When things go wrong, who complains the most? Your hiring managers do. So why not get them involved? Make it a team decision — just like any other critical hiring decision. Before signing our partnership terms, the head of HR at Evelozcity sat me down with her engineering leadership team and had me interview with them. Those guys were no joke; most were Elon Musk’s alumnus. The IQ in that room was through the roof. Even its CTO showed up for a few minutes. Getting me in the room with the hiring managers was precisely the right thing for Elise to do. Hiring managers are the ones being serviced, so get them involved.

Use Elon’s favorite question. “Tell me about the most difficult search you’ve completed. What is the most intricate problem they’ve solved?” The answer should impress you. It should speak to the level of complexity of their past search projects, the industries they’ve served, and their recruiting thinking principles. Why was it a difficult search? What was their process? What was the outcome? Of course, the outcome must be validated by looking up their placement.

Have them pitch to you… live! Ask, “How would you pitch our company? Let’s pretend I take your phone call as a candidate. Give me an overview of our company, and give me a short pitch on what you know about our company.” This is a really cool test … try it. By the time any recruiting partner is able to get 10 minutes of your time, they should know plenty about your company.

What is their network like? What training or industry events do the recruiting partners attend? Who do they know? My team is expected to allot 25 hours per year to industry trainings or events — TechCrunch, LinkedIn Connect, webinars, manufacturing summits, etc. These events are valuable for recruiters; their participation in them (or lack of) speaks to how involved they are with the evolving industry they support.

Test them. Give them a “white board” problem to solve. Give them a requisition and ask them to come back with three to five profiles of candidates they think might fit the role you provided. Test their domain expertise and how well they know your needs. If they don’t impress you with the profiles they share, they are not right for the job.

More Elon Musk. Here’s a fun question for a potential partner: “If LinkedIn did not exist, how would you approach search?”

Look for creativity here. Elon hired his SpaceX lieutenants without LinkedIn Recruiter. He researched a directory of Stanford’s upcoming grads, got in touch with them, offered them internships, and then hired them. By the way, he only called the most impressive graduates. He inquired and ran references with their professors before reaching out to them. This is true search. This is the kind of creativity you ought to look for with a recruitment firm that desires to support you.

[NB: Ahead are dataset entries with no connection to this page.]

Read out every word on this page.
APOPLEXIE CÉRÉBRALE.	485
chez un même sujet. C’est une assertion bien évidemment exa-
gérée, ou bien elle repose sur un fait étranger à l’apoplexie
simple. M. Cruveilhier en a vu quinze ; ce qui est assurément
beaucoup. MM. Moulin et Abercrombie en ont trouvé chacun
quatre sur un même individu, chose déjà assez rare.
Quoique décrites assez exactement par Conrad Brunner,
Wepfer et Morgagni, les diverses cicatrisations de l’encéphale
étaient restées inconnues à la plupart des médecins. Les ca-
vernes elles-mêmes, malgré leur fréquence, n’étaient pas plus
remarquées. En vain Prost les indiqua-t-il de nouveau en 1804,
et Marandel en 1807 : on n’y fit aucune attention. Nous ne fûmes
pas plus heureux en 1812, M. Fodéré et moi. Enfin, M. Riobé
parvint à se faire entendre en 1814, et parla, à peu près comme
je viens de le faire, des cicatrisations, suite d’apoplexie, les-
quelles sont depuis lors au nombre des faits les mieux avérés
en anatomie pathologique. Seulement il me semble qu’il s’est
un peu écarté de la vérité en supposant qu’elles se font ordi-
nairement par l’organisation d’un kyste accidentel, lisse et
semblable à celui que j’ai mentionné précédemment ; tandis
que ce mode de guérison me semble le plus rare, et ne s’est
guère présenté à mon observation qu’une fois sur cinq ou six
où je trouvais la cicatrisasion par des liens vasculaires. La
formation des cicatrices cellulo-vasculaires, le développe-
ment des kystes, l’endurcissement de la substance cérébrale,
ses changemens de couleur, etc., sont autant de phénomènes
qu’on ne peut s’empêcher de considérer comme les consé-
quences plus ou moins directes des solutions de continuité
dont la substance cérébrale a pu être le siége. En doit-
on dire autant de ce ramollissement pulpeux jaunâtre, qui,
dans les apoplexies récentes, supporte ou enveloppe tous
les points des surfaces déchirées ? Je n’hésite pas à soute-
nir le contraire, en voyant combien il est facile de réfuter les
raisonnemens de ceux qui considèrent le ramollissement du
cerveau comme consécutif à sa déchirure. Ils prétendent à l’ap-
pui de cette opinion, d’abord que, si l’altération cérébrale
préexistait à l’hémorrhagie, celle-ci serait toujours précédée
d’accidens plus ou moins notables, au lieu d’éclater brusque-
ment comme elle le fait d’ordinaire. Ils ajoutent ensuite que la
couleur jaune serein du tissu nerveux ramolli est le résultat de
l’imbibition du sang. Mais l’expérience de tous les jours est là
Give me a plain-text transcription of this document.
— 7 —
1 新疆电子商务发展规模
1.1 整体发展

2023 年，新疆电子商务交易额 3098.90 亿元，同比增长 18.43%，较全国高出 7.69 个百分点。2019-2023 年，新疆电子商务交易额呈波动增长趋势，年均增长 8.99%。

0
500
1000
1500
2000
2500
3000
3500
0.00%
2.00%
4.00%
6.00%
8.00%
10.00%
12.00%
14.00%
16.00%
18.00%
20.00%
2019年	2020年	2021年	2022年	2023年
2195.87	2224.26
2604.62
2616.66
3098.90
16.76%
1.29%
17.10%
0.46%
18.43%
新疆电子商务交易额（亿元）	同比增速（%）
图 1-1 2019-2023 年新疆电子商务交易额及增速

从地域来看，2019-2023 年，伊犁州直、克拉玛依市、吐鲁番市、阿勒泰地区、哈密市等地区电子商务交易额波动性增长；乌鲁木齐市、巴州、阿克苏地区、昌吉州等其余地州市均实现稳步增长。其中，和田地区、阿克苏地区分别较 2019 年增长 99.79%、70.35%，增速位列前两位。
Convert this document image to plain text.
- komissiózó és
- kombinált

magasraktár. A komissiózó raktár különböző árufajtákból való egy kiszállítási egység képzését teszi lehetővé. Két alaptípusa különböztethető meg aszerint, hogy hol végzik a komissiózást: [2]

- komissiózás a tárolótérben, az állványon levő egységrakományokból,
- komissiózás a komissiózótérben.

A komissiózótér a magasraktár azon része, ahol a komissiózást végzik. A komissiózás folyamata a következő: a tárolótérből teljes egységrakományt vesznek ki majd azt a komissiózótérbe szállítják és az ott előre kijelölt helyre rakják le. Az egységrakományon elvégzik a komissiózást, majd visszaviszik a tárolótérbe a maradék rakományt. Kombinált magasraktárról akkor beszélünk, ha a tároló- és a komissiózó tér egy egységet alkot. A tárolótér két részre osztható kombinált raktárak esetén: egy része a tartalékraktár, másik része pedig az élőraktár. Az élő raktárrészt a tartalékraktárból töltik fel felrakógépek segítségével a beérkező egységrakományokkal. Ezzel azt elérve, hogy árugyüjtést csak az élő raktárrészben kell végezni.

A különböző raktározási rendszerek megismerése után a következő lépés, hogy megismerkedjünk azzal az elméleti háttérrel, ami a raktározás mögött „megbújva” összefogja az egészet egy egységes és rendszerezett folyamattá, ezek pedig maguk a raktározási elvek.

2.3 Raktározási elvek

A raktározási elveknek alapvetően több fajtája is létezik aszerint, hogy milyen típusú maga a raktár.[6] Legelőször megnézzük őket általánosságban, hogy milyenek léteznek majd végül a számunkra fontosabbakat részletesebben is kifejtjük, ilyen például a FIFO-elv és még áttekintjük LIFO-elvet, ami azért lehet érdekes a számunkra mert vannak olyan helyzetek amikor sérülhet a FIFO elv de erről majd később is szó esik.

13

Its process. Simply ask, “What will your recruitment process be from the moment I hand you a new requisition?” Unfortunately, most firms won’t have a systemic approach towards search assignments. But good firms do. Look for those firms.

Actionable talent data and reporting. A good firm acts as a partner. It uses data to drive recalibrations and recommend new ideas related to search assignments. For us, the use of data has often shifted salary bands to more accurate market ranges, or at times data has opened the opportunity to explore candidates out of state when that wasn’t initially an option. Data is powerful. A good firm should talk data, always.

References. Ask, “Can I speak with two or three of your current clients about your work?”

If you’re going to do one thing on this list, do this one! The best and most accurate references for any recruiting partner are existing clients. If they can’t produce references, it’s not a good sign.

Domain expertise. The days of general staffing recruiters are long gone. Hire recruitment experts that know your space, your competitors, and your industry, in general. Any recruiting partner that can deliver fast and effectively will have domain expertise. Smart companies hire smart and partner smart. Be one of those companies. Recruitment partnerships have never been more important than today — this is true for all sizes, and all industries. Be selective and partner intelligently. Start engaging outside recruitment firms proactively.